I'm just coming up to speed on music theory, but my impression so far is that it's reactive, not proactive. We already have music that we like; music theory is about trying to tear it down, identify why we like it, establish base principles that can be used to guide composition, and then use those to create something new. Fairly recently, this had led to "generative music".

I'm finding music theory to be useful to build a more accurate mental model of the instruments I'm playing, which I believe will eventually improve my ability to improvise and play by ear.
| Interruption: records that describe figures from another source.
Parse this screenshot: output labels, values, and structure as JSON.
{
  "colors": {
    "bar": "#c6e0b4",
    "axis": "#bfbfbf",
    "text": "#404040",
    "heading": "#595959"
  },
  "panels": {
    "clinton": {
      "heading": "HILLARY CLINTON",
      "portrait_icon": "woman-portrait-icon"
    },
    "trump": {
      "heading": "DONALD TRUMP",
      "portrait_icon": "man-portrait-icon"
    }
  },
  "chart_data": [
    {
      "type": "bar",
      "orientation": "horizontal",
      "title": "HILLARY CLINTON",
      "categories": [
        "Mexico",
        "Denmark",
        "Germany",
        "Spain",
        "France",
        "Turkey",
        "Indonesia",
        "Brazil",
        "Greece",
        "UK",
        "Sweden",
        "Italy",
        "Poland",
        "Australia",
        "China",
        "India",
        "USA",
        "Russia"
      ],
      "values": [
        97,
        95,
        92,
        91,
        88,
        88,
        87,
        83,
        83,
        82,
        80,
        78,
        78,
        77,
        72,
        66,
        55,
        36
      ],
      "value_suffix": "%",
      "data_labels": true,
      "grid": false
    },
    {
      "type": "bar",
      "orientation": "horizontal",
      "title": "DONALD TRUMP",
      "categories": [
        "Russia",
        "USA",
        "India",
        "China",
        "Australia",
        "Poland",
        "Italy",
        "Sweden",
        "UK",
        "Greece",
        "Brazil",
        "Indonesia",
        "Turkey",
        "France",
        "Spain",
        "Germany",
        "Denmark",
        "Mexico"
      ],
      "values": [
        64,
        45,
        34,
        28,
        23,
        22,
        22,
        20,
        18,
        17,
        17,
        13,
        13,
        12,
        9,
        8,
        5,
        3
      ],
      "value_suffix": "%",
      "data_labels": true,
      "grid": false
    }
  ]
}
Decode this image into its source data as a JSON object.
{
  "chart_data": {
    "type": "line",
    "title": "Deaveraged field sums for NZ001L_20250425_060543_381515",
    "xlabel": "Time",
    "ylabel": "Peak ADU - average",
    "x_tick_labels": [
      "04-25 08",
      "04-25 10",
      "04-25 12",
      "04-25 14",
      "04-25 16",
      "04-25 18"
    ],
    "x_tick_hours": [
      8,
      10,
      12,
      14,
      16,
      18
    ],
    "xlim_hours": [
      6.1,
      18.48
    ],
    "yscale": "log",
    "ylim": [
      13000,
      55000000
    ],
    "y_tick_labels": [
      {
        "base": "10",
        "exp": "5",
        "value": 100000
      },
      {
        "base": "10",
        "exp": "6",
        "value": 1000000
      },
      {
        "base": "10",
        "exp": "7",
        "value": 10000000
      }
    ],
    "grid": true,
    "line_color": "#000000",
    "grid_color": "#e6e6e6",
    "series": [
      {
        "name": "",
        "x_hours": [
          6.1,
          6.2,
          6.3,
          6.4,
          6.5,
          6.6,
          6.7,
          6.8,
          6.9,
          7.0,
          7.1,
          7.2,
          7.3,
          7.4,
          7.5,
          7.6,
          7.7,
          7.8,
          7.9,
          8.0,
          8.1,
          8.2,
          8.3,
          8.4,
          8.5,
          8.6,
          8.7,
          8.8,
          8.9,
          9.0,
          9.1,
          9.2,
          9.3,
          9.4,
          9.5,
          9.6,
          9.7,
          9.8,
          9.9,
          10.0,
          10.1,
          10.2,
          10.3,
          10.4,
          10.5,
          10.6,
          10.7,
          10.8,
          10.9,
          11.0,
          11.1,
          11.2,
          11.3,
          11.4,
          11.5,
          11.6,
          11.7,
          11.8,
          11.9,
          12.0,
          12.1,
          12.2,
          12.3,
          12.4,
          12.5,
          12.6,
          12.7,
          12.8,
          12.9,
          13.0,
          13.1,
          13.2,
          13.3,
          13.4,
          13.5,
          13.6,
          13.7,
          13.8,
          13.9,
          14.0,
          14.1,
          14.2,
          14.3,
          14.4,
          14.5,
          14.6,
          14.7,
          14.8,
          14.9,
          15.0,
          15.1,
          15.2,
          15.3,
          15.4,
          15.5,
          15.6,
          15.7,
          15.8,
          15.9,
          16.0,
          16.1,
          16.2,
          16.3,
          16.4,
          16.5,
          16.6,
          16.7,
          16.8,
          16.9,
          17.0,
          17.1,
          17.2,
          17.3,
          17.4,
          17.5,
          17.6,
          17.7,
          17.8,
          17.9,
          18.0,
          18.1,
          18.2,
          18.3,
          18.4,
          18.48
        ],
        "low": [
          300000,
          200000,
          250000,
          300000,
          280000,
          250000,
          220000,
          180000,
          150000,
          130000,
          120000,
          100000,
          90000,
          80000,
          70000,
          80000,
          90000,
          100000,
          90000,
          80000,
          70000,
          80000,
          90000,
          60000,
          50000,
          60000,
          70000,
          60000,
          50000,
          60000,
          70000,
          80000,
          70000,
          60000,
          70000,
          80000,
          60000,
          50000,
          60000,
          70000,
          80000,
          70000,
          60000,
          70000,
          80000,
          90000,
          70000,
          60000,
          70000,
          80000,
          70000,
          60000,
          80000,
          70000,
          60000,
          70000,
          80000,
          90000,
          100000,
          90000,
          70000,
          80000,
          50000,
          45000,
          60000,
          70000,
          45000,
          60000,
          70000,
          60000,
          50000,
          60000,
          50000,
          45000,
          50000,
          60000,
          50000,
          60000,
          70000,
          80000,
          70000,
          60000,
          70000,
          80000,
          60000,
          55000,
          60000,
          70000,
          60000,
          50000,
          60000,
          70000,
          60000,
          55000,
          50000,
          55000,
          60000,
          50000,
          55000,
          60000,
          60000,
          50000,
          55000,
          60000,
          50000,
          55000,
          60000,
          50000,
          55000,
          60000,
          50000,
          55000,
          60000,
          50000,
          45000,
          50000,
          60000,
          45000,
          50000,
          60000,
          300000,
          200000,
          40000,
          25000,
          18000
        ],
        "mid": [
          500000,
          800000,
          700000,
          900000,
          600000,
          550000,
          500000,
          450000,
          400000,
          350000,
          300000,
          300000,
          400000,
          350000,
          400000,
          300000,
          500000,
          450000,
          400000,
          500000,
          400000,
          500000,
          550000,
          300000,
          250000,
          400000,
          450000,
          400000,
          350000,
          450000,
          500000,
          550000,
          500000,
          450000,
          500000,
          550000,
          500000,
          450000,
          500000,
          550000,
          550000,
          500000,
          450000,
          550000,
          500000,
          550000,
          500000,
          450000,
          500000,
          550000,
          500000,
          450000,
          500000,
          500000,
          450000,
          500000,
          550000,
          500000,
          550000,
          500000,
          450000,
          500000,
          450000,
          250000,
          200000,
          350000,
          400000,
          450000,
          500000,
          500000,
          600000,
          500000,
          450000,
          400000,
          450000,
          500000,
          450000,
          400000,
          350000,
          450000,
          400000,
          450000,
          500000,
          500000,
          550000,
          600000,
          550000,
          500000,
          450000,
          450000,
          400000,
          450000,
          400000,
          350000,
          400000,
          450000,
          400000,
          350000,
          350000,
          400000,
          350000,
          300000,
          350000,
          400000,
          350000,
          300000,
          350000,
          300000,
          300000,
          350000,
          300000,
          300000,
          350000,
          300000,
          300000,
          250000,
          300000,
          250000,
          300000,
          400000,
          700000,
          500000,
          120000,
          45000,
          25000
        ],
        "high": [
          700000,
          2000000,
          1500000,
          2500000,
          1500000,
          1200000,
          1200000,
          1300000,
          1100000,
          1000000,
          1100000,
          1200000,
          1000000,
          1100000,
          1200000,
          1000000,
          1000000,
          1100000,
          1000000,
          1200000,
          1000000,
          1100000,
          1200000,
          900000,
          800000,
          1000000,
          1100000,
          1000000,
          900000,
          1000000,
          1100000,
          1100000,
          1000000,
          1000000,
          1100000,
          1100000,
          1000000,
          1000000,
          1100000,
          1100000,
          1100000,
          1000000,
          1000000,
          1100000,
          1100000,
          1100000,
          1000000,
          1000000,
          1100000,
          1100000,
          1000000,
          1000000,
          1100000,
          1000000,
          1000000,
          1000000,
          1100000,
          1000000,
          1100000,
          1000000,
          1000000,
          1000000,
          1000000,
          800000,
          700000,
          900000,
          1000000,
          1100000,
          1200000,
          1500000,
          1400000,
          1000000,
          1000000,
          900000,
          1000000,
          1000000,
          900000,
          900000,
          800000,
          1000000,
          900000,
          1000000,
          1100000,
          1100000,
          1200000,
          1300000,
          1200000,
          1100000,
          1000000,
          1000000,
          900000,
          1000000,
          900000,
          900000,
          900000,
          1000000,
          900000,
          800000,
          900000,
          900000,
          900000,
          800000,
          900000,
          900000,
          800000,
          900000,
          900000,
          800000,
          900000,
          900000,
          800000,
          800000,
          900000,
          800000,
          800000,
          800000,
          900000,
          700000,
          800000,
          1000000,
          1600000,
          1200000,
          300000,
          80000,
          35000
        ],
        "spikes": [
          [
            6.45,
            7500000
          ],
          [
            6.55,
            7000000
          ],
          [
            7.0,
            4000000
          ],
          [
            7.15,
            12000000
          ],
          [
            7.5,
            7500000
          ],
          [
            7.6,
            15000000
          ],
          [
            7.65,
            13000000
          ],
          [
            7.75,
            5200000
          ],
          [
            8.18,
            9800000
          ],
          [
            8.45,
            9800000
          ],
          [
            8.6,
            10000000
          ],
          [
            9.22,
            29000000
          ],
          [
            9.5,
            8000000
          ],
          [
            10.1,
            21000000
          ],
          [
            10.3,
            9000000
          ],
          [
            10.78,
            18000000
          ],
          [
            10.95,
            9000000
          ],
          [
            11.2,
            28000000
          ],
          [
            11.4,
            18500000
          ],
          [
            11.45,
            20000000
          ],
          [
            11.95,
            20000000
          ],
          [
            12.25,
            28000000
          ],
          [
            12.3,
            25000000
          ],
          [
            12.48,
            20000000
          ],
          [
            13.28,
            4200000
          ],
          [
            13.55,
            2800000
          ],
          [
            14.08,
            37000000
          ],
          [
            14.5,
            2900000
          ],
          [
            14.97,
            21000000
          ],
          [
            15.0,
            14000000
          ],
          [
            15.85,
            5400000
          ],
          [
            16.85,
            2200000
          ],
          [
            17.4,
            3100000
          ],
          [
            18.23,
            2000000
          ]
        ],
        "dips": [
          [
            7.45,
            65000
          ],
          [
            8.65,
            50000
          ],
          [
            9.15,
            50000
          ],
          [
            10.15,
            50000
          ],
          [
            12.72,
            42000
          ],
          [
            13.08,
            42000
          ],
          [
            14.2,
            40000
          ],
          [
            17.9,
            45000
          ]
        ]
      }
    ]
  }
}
I think that people who are musical prodigies have an intuitive understanding of those things, but I'm having to build my own understanding explicitly.

1 comments

I've been playing bass and guitar occasionaly (as an amateur musician) since I was 15 and I'm now in my early 30s, I studied a bit of theory when I was learning and already knew how to build chords and also have a reasonable ear, last months I decided to learn how to read sheet music and study musical theory and jazz a bit more deeper, what I found is that now I'm way more confortable with my improvisation not being repetitive and over the same scales again and again and that I have a way better knack at finding the next note on songs that I haven't heard before, so my experience is similar to yours.

As an aside, I'm pretty certain that I'm suffering from frequency ilusion, I frequently find musical theory discussions at every place that I am used to read, where in the past it seems that this things were not that prevalent.